Télécom qui croyait prendre

Durant la préhistoire, les mariages se passaient en général entre membres de la même tribu. Mais, parfois, il arrivait qu’un homme des cavernes s’éprenne d’une femme de la caverne voisine. Il demandait alors sa main selon une amusante coutume de l’époque: le coup de gourdin sur la tête.
Très vite, les femmes des cavernes ainsi éloignées de leur home sweet home dépérirent et il fallut inventer un système pour qu’elles puissent raconter les événements importants (et les autres aussi) de leur vie à leur mère cinq fois par jour.
Mais c’était un peu compliqué. L’écriture n’avait pas encore été inventée et le seul moyen de communiquer d’une grotte à l’autre était d’envoyer un messager chargé de se rappeler de tas d’informations du genre “est-ce que tu pourrais prendre du pain en rentrant de ta chasse au mammouth” et autre “bonjour, auriez-vous le temps de répondre à quelques questions pour un sondage, cela ne vous prendra pas longtemps”. Il arrivait souvent que les messagers se fassent boulotter par un tigre à dents de sabre en route ou passsent sous un tunnel.
L’invention de l’écriture permit de charger les messagers de plus d’informations. Ils dissimulaient les messages qu’ils devaient porter dans des vêtements amples coquettement ornés de rayures, et leur confrérie fut surnommée le “réseau large bande”. Mais c’était encore un peu lent. Pour des messages urgents comme “ah au fait j’ai oublié de nourrir les chacaux ce matin, tu sais comme ils sont grognons quand ils ont faim, je voudrais pas qu’ils boulottent l’autre bras du petit”, par exemple, ça n’allait pas tellement.
Les hommes cherchèrent à dresser des animaux pour accélérer le processus. Ils essayèrent toutes sortes de possibilité, l’huitre voyageuse, le calmar voyageur, le chaton cromeugnon voyageur, pour distribuer le courrier, avant de se mettre d’accord pour le pigeon. Mais ceux qui ont déjà eu affaire à ces gracieux volatiles savent bien qu’ils sont cons comme leurs pattes et, bien souvent, un amoureux transi recevait un “je crois que vous vous êtes trompé de numéro, il n’y a pas de madame Baillot ici” en réponse à sa vibrante missive de sept pages où il déclarait sa flamme à la lueur d’une bougie.
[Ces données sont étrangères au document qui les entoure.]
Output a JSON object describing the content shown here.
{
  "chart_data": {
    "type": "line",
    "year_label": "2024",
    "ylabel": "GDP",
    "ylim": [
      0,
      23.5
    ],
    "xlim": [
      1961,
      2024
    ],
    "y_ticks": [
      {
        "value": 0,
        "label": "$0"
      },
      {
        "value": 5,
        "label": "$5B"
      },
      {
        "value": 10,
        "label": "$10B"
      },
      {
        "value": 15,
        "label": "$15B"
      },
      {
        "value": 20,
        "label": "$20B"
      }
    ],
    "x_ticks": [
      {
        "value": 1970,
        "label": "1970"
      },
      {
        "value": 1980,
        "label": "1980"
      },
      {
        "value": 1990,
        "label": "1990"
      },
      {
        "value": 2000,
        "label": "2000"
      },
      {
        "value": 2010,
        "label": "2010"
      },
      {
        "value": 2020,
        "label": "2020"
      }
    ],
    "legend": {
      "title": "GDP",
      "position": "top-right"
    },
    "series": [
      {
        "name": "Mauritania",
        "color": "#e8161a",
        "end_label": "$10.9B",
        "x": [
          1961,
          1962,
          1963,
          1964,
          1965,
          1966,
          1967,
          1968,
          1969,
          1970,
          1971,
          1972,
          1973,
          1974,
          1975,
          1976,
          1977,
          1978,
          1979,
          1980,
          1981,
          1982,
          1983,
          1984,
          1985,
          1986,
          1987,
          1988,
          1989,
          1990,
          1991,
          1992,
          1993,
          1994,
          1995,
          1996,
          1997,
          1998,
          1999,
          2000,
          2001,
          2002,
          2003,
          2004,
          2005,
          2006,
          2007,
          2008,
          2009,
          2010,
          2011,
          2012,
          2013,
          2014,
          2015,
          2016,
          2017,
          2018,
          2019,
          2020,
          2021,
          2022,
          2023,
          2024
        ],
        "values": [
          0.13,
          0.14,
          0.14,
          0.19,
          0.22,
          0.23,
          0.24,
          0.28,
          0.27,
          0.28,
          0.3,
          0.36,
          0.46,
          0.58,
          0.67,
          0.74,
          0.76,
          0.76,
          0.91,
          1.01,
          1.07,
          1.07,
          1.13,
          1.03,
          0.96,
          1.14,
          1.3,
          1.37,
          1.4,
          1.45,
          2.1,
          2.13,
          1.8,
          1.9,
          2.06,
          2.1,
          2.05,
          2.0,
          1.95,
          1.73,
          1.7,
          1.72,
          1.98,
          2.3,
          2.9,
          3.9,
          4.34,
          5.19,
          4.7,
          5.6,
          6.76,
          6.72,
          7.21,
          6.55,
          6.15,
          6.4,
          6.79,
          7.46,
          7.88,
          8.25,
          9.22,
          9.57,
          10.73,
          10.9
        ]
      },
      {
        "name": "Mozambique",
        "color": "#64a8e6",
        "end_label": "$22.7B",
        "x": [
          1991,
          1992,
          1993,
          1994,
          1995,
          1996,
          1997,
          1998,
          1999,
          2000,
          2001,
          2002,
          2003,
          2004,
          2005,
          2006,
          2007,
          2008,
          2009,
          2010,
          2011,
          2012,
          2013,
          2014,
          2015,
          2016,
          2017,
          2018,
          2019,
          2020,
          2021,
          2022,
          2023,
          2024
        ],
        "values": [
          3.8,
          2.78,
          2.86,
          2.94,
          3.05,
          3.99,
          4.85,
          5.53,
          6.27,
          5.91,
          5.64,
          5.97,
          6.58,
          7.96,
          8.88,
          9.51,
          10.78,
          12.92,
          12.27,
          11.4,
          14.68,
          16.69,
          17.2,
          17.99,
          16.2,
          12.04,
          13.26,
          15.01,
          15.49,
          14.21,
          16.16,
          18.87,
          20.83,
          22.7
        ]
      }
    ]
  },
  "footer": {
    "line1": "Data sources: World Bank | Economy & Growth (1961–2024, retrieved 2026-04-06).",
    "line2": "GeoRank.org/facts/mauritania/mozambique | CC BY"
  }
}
L’invention du téléphone passa d’abord inaperçue, puisqu’il n’y avait personne à appeler. Mais il se démocratisa tant et si bien qu’il n’y a aujourd’hui plus besoin de faire le 16-1 si vous habitez la Provence. Puis un jour, Maurice Natel inventa le téléphone portable et depuis lors, nous sommes enfin vraiment libres.